Feature request: Add document length metrics to Vector Store files

Problem

Currently, vector store files only return usage_bytes (storage size), but developers need to know the actual content length of their documents for cost estimation, debugging token limits, and usage analytics.

Proposed Solution

Add three simple fields to the vector store file object:

{
  "id": "file-abc123",
  "object": "vector_store.file",
  "usage_bytes": 1234,
  "created_at": 1698107661,
  "vector_store_id": "vs_abc123",
  "status": "completed",
  "last_error": null,
  "chunking_strategy": { /* ... */ },
  // New fields:
  "token_count": 2450,
  "character_count": 12500,
  "chunk_count": 4
}

Fields:

  • token_count: Number of tokens in the document (same count used for 5M token limit)
  • character_count: Total character count of the processed text
  • chunk_count: Number of chunks the document was split into

Use Cases

  • Cost Estimation: Know actual token counts for embedding cost calculations
  • Usage Analytics: Show meaningful document statistics to users
  • Debugging: Understand token limit issues and chunking behavior
  • Optimization: Make informed decisions about document processing

This would be a backwards-compatible addition that provides essential information currently computed internally but not exposed to developers.
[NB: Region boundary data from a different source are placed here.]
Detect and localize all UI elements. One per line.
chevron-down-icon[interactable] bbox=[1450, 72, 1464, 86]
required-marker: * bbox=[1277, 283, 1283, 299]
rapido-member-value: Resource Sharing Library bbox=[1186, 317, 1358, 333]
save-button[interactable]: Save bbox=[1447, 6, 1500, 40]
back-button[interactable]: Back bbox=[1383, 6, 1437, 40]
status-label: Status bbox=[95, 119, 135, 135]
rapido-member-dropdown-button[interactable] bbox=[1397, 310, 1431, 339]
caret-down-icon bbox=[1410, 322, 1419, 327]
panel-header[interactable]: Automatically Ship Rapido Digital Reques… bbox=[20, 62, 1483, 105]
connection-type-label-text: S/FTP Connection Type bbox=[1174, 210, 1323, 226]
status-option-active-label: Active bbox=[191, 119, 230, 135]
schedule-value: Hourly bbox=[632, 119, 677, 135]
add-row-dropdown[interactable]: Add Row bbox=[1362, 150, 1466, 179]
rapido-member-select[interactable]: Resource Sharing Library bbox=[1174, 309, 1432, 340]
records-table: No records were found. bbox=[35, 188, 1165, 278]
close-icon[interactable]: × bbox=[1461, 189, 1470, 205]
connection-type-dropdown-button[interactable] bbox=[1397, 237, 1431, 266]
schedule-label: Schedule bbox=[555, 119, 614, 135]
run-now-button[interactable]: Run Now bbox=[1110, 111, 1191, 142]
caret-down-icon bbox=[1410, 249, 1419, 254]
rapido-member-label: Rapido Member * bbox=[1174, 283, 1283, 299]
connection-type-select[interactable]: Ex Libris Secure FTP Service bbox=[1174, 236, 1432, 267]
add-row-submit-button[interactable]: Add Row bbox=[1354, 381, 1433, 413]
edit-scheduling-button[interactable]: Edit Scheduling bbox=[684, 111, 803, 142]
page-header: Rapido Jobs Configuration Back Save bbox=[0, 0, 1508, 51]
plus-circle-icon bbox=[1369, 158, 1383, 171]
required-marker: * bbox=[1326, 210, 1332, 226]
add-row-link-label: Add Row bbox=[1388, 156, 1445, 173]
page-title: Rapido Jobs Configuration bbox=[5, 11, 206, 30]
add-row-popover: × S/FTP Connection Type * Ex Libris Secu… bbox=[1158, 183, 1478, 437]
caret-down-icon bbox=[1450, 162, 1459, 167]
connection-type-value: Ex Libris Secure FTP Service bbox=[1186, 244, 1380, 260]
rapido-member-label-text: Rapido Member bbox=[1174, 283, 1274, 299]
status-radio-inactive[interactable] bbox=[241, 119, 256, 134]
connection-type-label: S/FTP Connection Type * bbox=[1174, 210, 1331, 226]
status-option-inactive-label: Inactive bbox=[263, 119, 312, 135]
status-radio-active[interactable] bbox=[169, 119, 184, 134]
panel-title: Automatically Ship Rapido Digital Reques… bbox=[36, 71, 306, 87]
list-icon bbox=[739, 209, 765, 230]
The information that you describe actually would not be that useful.

Documents are chunked, and the placed chunks from a search are what incur costs, not the source.

The default chunking strategy is 800 tokens, with 400 token overlaps. This makes it easy for you to extrapolate the costs of retrieval information placement. Note: the parameter to change the default number of ranked chunks from 20 was non-functional the last I checked, meaning that you could be looking at 16000 tokens per additional tool call to file search if there is more than that to be placed and you don’t use a threshold.

The embeddings AI doesn’t cost you for having files in a vector store. Only the persistent storage, which is indicated.

What would be ultimately useful is to retrieve the chunked indexed document back, so one can observe parsing failures.